Wednesday, July 9, 2014

Dream Student

I was offered a free ebook copy of Dream Student (Dreams #1) by J.J. DiBenedetto after I had entered a giveaway for the book and didn't win.  It took me a few weeks to get around to reading it, but now that I finally have, here is my review.

Sara is a typical pre-med student, trying to balance studying, dorm life, having fun, and suffering through the most unimaginable nightmares.  At first the dreams don't seem so bad, she sees a boy that she feels an intense connection with.  They later meet at a club and it is insta-love.  But she keeps having these recurring nightmares of a man brutally murdering young girls and dumping the bodies.  She wakes up screaming and crying.  It isn't until she sees an article in the paper with the girl's picture that she realizes that her nightmares are really happening.  She is viewing someone else's dreams while she is asleep.  Sara and her friends must work together to stop the murderer before he claims his next victim.

The concept for this story is nice and interesting.  It is a cool idea that you could be a crime fighting dreamer.  I think that the author could have done a lot more with it than he did.  At one point Sara visits the sleep lab on campus and they run tests, telling her that the results don't make sense.  They hook her up to all of the probes and scanners while she sleeps, and as soon as her nightmares begin according to the tests it is like she became an entirely different person.  As soon as Sara leaves the sleep lab, there is no follow up with that.  I would think that the professors took an interest in the test results and would want to investigate more, but they don't.
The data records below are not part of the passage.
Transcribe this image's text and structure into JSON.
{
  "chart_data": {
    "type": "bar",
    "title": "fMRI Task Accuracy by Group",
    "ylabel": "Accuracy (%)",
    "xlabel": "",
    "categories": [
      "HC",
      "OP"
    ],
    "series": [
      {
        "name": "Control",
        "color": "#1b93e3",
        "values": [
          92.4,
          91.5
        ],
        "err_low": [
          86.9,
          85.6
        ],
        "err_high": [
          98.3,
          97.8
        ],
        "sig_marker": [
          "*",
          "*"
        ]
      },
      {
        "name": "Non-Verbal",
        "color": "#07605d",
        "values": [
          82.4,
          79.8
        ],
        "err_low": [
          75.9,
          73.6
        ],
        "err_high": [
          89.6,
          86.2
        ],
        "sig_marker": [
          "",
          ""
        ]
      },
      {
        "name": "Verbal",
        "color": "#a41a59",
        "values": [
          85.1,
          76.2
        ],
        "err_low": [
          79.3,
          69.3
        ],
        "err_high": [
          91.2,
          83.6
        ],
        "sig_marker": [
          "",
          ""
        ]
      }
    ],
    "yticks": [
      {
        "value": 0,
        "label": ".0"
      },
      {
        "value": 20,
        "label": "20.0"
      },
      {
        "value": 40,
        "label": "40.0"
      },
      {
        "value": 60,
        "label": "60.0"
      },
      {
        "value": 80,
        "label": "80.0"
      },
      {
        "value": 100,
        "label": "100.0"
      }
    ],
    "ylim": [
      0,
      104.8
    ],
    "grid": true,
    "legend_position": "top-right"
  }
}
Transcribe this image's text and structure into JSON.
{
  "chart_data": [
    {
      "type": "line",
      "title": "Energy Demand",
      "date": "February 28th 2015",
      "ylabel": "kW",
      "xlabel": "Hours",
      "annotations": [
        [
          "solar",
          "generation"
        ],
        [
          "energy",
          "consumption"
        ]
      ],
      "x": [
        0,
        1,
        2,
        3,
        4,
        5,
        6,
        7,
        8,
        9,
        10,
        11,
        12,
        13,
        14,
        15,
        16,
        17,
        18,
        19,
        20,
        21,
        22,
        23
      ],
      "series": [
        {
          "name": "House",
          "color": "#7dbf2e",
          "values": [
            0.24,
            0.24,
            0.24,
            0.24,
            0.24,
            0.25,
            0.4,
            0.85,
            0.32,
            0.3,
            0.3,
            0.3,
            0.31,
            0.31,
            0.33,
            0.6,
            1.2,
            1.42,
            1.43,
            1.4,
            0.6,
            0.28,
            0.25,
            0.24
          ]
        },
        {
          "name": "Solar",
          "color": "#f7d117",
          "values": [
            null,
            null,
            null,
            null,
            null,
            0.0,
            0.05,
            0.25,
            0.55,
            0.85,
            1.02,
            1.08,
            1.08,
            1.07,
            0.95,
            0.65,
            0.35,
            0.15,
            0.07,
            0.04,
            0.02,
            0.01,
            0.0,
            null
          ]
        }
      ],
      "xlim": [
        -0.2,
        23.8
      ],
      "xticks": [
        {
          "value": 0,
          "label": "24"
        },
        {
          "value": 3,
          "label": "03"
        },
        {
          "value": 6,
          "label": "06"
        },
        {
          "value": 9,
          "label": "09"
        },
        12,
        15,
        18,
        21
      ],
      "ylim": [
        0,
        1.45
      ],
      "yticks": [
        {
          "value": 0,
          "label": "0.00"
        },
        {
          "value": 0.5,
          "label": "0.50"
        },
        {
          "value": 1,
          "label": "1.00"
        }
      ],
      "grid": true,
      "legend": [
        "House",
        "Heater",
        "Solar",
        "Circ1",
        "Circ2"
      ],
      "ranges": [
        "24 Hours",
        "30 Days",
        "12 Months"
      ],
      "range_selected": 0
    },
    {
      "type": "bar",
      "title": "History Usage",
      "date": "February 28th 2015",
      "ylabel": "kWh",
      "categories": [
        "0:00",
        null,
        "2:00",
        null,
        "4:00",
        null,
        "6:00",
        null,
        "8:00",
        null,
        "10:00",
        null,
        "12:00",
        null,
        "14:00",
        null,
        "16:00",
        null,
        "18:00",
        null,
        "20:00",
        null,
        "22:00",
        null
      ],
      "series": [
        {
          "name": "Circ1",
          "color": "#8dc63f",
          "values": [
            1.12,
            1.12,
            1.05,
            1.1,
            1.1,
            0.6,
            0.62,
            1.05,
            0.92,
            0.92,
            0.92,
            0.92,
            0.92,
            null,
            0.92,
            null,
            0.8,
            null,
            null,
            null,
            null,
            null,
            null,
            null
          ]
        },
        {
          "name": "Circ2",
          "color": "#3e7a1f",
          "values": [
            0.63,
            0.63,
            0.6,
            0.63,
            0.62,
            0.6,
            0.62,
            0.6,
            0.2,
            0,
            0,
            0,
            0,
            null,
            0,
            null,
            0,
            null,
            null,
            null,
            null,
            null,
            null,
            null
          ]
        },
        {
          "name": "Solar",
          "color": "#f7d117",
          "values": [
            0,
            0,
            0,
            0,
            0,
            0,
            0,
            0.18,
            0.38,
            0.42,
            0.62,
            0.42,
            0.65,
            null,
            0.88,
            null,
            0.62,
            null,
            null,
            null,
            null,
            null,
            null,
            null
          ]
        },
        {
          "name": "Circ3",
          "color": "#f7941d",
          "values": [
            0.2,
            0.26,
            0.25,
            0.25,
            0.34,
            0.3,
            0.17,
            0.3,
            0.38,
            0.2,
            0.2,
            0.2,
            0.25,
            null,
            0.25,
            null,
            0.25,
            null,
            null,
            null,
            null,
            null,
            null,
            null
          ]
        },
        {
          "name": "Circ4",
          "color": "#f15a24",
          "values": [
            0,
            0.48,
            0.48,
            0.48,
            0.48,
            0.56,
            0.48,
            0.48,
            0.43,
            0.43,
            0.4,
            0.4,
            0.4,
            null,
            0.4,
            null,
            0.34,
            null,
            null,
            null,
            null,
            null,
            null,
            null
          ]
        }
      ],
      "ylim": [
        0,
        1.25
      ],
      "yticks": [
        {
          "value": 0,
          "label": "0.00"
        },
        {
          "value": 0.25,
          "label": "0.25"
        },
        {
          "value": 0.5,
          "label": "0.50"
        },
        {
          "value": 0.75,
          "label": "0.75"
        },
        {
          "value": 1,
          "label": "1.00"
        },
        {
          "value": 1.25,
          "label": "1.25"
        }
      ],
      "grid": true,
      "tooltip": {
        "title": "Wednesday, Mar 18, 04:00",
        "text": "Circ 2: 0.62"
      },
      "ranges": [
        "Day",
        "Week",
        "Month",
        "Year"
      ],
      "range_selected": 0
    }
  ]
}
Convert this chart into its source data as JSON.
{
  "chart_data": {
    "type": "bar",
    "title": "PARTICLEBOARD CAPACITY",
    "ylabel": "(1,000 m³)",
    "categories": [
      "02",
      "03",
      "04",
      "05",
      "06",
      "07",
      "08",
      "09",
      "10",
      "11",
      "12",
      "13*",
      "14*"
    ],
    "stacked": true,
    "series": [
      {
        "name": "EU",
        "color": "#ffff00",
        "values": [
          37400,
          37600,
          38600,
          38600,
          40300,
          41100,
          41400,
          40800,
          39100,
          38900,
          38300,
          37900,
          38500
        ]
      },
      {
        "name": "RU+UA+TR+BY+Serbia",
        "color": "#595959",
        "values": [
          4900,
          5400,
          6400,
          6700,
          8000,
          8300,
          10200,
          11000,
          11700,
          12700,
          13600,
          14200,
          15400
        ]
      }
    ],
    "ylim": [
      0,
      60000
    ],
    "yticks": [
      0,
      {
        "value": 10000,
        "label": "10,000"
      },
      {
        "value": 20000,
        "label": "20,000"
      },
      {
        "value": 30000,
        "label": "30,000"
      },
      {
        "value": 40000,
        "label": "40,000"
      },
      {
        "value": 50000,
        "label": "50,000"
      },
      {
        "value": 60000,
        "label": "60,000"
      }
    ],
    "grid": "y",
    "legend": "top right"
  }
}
Also, there is a lot of content in the book that is unnecessary and boring.  It is frequently mentioning class schedules, and minute details about how the characters are spending their days.  A lot of this could have been eliminated with absolutely zero impact to the story.  If the author had worked a little bit more on character development and a little bit less on minute details about the characters' class schedules and studying the book would have been more interesting.  As it was, it was still an interesting read, the story had a nice flow, and the pace picked up quite a bit near the end.  I'd be interested in seeing what the author did with the story line in the other books of this series.